No jornal L’Osservatore Romano recorda-se como Bono olhava para o rei David, dos tempos bíblicos: “Aos 12 anos adorava David: para mim era como uma pop star, as palavras dos salmos eram poesia e ele era um ídolo. Antes de se tornar profeta e rei de Israel, David passou por muita coisa. Viveu exilado e acabou por ir viver para uma caverna, onde fez as pazes com Deus. É aí que esta história se torna interessante: David compõe os seus primeiros blues.”

Perante uma afirmação destas, o jornalista do órgão oficial da Santa Sé verifica que “dito assim, tem todo o ar de uma afirmação irreverente”, mas Gaetano Vallini prefere ler esta ideia de Bono “como uma declaração de fé muito original”.

É tempo então de olharmos para as letras (na sua esmagadora maioria escritas por Bono), para lá do imediatismo das palavras. Trata-se de uma tarefa facilitada por Andrea Morandi, crítico musical e autor do livro U2. The Name Of Love (Roma, Arcana, 2009), que nos guia por esta “pesquisa filológica singular”, como lhe chama Vallini no L’Osservatore Romano.

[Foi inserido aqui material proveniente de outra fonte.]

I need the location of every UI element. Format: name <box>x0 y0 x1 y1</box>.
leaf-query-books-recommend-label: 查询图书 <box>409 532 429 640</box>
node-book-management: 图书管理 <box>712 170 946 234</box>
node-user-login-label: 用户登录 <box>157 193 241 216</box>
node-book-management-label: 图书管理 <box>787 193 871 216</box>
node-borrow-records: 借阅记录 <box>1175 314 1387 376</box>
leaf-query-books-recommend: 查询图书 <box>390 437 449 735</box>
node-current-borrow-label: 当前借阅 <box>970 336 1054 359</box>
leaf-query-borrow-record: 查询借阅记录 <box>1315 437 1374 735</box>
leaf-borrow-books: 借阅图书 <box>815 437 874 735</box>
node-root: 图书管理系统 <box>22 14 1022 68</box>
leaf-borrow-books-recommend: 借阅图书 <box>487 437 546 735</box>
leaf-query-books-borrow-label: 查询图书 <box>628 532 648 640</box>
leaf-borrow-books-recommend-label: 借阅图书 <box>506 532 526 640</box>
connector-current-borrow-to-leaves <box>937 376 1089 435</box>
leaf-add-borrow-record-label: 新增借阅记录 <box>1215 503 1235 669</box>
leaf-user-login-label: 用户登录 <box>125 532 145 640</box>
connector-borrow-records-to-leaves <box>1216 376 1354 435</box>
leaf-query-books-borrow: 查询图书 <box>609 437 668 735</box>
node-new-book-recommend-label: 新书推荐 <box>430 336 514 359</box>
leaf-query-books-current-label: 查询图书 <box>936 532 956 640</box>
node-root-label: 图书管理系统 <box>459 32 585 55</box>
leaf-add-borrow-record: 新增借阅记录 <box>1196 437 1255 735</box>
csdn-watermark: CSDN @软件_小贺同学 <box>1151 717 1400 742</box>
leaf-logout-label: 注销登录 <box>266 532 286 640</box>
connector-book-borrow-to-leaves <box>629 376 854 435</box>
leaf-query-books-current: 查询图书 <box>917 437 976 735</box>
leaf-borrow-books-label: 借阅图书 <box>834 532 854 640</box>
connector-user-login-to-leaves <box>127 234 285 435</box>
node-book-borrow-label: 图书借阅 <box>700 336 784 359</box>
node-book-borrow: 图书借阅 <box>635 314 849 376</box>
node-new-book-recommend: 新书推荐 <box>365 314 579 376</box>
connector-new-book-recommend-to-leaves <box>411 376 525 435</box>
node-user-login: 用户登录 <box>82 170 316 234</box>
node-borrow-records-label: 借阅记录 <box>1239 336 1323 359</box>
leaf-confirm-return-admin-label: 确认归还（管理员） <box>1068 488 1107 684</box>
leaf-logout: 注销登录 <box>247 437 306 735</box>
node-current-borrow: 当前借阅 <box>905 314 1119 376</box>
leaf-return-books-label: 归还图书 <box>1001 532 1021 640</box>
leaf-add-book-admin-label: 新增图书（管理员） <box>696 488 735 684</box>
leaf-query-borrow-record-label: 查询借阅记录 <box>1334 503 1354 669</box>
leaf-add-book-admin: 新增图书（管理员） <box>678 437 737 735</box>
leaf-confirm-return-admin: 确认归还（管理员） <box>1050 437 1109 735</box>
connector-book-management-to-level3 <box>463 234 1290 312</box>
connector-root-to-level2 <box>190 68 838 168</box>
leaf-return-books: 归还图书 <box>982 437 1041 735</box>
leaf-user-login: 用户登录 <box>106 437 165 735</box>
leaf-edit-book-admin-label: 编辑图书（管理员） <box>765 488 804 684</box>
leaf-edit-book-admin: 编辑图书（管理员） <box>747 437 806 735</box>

Trata-se de uma obra na qual são analisados todos os textos de Bono, desde o primeiro álbum, Boy (1980) até No Line On The Horizon (2009), na altura o último trabalho editado pelos U2. Depois disso, os irlandeses lançaram Songs of Innocence (2014) e Songs of Experience (2017), os trabalhos que mais alimentam a atual digressão.

 

 

Morandi considera que “a presença da Bíblia nos primeiros registos era uma coisa conhecida, mas que continuou de forma persistente até que [em No Line On The Horizon] foi uma verdadeira descoberta”. Para o autor italiano, neste 12.º álbum, canções como Magnificent, que remete para o Magnificat (o hino colocado na boca da mãe de Jesus, enaltecendo a presença de Deus e condenando os poderosos e os soberbos) ou Unknown Caller, onde este estranho que chama é o Deus que salva, fecham um círculo perfeito: a religiosidade omnipresente dos primeiros trabalhos – como Boy, October (1981), War (1983), mas também The Unforgettable Fire (1984), The Joshua Tree (1987) e Rattle and Hum (1988) – antecipa a entrada na última década do milénio, no regresso a uma Europa em que a queda do muro de Berlim abre novas esperanças e dúvidas insistentes. Achtung Baby (1991) e Zooropa (1993) são essa nova Europa onde se perde a fé. E Bono também canta essa fé perdida.

No prefácio ao livro de Morandi, Davide Sapienza pergunta: “Quem imagina o quanto seria uncool ser fã de um grupo que nas canções e entrevistas falava de Deus, citava a Bíblia, concluía os concertos com uma (esplêndida) canção inspirada num salmo, e que era publicamente caracterizado por um líder sem pelos na língua, como uma intenção de condenar as ideologias e falar sobre pontes a serem construídas para ligar as margens opostas de um longo e doloroso pós-guerra?”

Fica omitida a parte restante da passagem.